Quiz 4 - Chain rule and implicit differentiation

Problem 1

Question

Find the derivative \(\frac{dy}{dx}\) for:

a) \(y = \sqrt{x^2 + \sec^2(x)}\)

b) \(y = \log_5(\csc(x))\)

c) \(y = \tan^2(\sin(3x))\)

Solution

a) \[ \begin{align} y &= \sqrt{x^2 + \sec^2(x)} = \left(x^2 + \sec^2(x)\right)^{1/2} \\ \frac{dy}{dx} &= \frac{1}{2}\left(x^2 + \sec^2(x)\right)^{-1/2} \times \frac{d}{dx}\left(x^2 + \sec^2(x)\right) \\ &= \frac{1}{2}\left(x^2 + \sec^2(x)\right)^{-1/2} \times \left(2x + 2\sec(x)\times \frac{d}{dx} \sec(x)\right) \\ &= \frac{1}{2}\left(x^2 + \sec^2(x)\right)^{-1/2} \times \left(2x + 2\sec^2(x)\tan(x)\right) \\ \Aboxed{\frac{dy}{dx}&= \frac{x + \sec^2(x)\tan(x)}{\sqrt{x^2 + \sec^2(x)}}} \end{align} \]

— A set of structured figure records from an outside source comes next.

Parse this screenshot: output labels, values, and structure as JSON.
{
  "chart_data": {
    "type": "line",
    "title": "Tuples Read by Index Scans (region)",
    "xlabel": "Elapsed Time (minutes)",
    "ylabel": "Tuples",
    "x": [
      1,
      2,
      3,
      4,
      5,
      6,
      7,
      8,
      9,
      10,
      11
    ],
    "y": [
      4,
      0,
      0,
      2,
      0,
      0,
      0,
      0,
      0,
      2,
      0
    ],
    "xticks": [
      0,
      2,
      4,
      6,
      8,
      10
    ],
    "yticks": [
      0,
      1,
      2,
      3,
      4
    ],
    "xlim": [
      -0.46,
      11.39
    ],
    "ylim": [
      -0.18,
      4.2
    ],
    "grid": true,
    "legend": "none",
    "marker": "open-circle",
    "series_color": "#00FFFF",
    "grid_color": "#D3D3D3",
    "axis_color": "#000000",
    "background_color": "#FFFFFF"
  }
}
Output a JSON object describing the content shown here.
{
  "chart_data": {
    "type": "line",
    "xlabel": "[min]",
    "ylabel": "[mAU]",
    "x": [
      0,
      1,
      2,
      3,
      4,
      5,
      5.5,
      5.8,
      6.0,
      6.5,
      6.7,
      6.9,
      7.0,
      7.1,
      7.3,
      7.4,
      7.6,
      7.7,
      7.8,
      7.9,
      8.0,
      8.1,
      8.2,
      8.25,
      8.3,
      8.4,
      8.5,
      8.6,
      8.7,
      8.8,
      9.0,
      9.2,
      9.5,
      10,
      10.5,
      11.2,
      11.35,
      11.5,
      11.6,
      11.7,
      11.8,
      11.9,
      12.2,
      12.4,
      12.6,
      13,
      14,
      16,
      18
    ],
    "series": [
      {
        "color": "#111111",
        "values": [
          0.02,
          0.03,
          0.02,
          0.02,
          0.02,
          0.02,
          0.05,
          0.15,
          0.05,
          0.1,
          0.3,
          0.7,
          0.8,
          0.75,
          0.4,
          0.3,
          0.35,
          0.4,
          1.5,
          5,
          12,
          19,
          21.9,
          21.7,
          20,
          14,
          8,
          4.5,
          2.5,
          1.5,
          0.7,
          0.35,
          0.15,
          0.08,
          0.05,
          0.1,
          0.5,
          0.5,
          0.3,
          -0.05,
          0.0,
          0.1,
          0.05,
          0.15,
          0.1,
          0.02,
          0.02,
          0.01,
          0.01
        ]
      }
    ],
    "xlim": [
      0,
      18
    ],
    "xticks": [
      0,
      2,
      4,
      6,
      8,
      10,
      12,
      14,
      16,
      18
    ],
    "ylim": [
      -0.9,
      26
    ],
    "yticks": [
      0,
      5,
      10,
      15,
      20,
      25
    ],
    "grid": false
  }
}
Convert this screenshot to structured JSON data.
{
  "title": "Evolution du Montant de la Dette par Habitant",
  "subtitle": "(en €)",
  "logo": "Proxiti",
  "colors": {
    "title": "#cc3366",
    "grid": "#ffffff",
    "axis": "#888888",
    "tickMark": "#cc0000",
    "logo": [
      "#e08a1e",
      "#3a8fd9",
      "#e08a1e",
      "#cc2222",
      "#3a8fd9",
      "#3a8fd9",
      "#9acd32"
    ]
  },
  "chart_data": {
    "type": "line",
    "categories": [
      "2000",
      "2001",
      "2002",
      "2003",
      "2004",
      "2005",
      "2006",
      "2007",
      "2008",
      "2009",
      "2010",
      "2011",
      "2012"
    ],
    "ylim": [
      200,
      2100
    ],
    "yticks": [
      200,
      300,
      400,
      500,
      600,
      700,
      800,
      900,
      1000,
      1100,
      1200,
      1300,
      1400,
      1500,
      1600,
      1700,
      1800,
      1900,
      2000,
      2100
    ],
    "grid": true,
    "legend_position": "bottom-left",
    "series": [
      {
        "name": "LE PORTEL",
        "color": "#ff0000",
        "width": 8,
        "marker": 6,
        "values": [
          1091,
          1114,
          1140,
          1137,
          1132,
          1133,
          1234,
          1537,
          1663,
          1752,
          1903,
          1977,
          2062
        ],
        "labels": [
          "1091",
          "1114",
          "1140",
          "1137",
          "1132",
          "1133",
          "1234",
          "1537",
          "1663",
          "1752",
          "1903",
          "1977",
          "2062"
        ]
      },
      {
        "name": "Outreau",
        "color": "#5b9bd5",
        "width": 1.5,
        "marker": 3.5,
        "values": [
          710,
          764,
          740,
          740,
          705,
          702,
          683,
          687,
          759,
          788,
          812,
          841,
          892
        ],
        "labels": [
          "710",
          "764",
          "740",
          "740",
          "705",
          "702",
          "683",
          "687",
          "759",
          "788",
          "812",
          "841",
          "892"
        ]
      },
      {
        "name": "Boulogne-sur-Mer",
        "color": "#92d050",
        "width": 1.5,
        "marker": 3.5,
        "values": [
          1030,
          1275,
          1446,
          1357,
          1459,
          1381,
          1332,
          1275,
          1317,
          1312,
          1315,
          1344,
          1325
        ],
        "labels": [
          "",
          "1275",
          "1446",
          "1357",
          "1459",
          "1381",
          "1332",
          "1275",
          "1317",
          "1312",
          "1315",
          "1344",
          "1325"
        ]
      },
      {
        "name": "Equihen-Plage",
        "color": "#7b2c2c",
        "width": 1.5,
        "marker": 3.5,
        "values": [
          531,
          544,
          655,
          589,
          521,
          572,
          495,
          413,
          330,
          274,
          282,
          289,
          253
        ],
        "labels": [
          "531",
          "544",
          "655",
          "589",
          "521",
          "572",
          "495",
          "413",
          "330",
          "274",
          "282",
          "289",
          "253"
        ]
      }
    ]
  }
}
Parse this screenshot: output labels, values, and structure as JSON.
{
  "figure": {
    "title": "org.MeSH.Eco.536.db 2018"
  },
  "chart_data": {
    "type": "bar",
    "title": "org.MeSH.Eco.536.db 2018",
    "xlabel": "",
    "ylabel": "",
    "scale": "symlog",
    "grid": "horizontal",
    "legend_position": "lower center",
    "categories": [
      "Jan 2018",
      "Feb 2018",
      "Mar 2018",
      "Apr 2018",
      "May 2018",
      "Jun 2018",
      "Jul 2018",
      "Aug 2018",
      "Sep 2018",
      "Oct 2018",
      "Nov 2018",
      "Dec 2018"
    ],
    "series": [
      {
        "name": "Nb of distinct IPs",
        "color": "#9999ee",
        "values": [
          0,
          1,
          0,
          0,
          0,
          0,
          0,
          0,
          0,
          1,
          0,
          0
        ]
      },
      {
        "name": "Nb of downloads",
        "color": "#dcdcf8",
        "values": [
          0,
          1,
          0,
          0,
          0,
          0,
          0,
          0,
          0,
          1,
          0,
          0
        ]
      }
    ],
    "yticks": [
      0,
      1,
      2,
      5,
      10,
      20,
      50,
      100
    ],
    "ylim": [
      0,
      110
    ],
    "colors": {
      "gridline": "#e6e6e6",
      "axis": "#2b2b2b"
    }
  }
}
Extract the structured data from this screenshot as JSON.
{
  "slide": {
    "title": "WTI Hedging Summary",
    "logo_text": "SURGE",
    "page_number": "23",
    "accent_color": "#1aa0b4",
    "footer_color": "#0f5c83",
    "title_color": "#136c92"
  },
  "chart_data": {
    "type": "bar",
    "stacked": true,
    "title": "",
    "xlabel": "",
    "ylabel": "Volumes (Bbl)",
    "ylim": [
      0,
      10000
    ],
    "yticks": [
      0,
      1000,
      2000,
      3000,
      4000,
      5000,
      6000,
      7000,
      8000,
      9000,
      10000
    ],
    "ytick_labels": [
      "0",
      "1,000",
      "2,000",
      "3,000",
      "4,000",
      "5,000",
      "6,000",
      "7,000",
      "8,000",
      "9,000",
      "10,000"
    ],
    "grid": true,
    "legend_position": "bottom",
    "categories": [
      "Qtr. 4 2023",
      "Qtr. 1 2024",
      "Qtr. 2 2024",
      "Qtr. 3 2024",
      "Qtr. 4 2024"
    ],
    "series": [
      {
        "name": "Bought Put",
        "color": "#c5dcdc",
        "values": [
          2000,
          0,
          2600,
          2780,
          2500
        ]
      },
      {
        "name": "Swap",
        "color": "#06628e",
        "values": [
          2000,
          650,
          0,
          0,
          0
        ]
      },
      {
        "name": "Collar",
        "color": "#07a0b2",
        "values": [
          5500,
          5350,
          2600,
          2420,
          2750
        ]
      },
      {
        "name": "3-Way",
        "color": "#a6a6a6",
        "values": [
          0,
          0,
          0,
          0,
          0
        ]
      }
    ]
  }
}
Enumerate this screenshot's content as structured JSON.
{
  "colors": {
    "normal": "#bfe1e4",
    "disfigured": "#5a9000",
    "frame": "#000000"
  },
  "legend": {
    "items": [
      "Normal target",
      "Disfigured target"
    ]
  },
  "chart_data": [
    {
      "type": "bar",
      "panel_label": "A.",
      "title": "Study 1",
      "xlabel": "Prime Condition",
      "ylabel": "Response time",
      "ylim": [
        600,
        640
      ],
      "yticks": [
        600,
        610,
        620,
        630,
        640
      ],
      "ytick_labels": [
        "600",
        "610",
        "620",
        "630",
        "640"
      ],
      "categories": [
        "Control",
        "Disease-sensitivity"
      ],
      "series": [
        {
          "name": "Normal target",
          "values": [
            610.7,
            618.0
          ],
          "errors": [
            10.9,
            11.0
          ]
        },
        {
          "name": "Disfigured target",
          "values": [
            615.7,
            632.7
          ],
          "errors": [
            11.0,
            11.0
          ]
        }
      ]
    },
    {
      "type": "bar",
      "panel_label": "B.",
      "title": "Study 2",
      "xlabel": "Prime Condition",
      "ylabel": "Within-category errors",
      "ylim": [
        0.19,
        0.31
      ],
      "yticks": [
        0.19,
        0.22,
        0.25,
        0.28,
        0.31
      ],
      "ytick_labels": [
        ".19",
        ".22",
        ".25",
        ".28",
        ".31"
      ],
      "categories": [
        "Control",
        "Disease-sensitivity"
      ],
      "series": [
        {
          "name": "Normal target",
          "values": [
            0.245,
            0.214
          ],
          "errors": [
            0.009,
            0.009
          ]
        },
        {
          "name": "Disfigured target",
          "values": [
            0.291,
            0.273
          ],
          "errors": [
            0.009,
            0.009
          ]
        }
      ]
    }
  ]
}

b) \[ \begin{align} y &= \log_5(\csc(x)) \\ \frac{dy}{dx} &= \frac{1}{\csc(x)\ln(5)} \times \frac{d}{dx} \csc(x) \\ &= \frac{1}{\csc(x)\ln(5)} \times -\cot(x)\csc(x) \\ \Aboxed{\frac{dy}{dx} &= -\frac{\cot(x)}{\ln(5)}} \end{align} \]

c) \[ \begin{align} y &= \tan^2(\sin(3x)) \\ \frac{dy}{dx} &= 2\tan(\sin(3x)) \times \frac{d}{dx} \tan(\sin(3x)) \\ &= 2\tan(\sin(3x)) \times \sec^2(\sin(3x)) \times \frac{d}{dx} \sin(3x) \\ &= 2\tan(\sin(3x)) \times \sec^2(\sin(3x)) \times \cos(3x) \times \frac{d}{dx} 3x \\ &= 2\tan(\sin(3x)) \times \sec^2(\sin(3x)) \times \cos(3x) \times 3 \\ \Aboxed{\frac{dy}{dx} &= 6\tan(\sin(3x))\sec^2(\sin(3x))\cos(3x)} \end{align} \]